Mortes ocorreram por perfurações e asfixia em presídio de Manaus

Ataques com escovas de dentes e 'mata-leão' causaram a morte de 15 detentos durante briga; secretário Louismar Bonates anunciou a suspensão das visitas como uma das medidas administrativas de segurança 

Bruno Tadeu, Especial para o Estado

27 de maio de 2019 | 14h00
Atualizado 28 de maio de 2019 | 12h06

Ataques com escovas de dentes e 'mata-leão' causaram a morte de 15 detentos durante briga na manhã deste domingo, 26, no Complexo Penitenciário Anísio Jobim (Compaj), em Manaus. A chacina ocorreu em horário de visita de familiares, o que segundo o secretário de Administração Penitenciária do Amazonas, Marcus Vinícius de Almeida, foi o descumprimento de uma regra entre os criminosos. "Foi a primeira vez no Amazonas".

O secretário revelou que as mortes ocorreram por perfurações e asfixia. "A gente identificou alguns estoques pequenos e, por incrível que pareça, eram escovas de dentes. Eles raspam", explicou, revelando a origem do objeto pontiagudo. "Quanto a evitar 100% que uma morte acontecesse, nós temos que ter a maturidade de entender que, em qualquer prisão do mundo, quando se quer matar, infelizmente vai se matar, como mataram. Mataram enforcados. Alguns com 'mata-leão'. Então, isso o Estado não tem como evitar", declarou Almeida.
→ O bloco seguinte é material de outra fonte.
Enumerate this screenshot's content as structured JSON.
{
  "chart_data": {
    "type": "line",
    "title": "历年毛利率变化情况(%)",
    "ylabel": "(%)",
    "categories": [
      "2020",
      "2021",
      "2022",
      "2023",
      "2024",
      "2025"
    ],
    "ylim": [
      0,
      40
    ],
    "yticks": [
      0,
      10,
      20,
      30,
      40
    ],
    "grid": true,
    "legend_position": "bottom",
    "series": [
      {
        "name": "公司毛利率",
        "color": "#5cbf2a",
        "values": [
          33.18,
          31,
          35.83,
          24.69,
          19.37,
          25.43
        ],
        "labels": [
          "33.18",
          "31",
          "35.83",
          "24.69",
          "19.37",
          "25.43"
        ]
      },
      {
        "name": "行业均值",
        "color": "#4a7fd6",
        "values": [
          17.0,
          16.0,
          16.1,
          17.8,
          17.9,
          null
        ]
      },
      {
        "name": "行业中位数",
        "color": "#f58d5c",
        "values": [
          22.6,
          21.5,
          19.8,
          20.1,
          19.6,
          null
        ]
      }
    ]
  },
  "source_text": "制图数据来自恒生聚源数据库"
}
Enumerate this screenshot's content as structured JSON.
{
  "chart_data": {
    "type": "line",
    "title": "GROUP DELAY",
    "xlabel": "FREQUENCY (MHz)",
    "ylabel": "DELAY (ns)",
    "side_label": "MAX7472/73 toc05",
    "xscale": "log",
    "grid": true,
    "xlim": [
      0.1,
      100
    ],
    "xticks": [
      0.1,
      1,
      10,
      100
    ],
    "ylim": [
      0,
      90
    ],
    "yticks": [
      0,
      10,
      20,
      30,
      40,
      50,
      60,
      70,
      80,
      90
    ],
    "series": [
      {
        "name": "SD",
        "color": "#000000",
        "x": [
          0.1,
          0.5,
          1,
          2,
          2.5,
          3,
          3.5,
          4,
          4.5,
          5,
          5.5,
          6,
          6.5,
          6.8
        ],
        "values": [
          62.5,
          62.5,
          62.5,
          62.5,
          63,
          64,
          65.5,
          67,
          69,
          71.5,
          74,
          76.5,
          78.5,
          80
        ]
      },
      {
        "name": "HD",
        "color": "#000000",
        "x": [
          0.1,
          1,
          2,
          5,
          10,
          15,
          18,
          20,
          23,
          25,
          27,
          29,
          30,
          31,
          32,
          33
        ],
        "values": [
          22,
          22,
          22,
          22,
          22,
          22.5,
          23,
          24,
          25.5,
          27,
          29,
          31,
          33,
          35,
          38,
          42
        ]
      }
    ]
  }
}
Ainda no dia da matança, a secretaria abriu investigação para identificar, através das câmeras internas, os presos envolvidos nos crimes, que ocorreram somente no regime fechado. Não houve fugas nem reféns, segundo o secretário, que anunciou a suspensão das visitas como uma das medidas administrativas de segurança.

Questionado sobre uma possível briga entre facções, o secretário disse que o Estado não as reconhece e que a investigação irá apurar a motivação dos crimes. "Agora, uma ação como que aconteceu no passado (quando 57 pessoas morreram em janeiro de 2017 após confronto de facções), isso está descartado".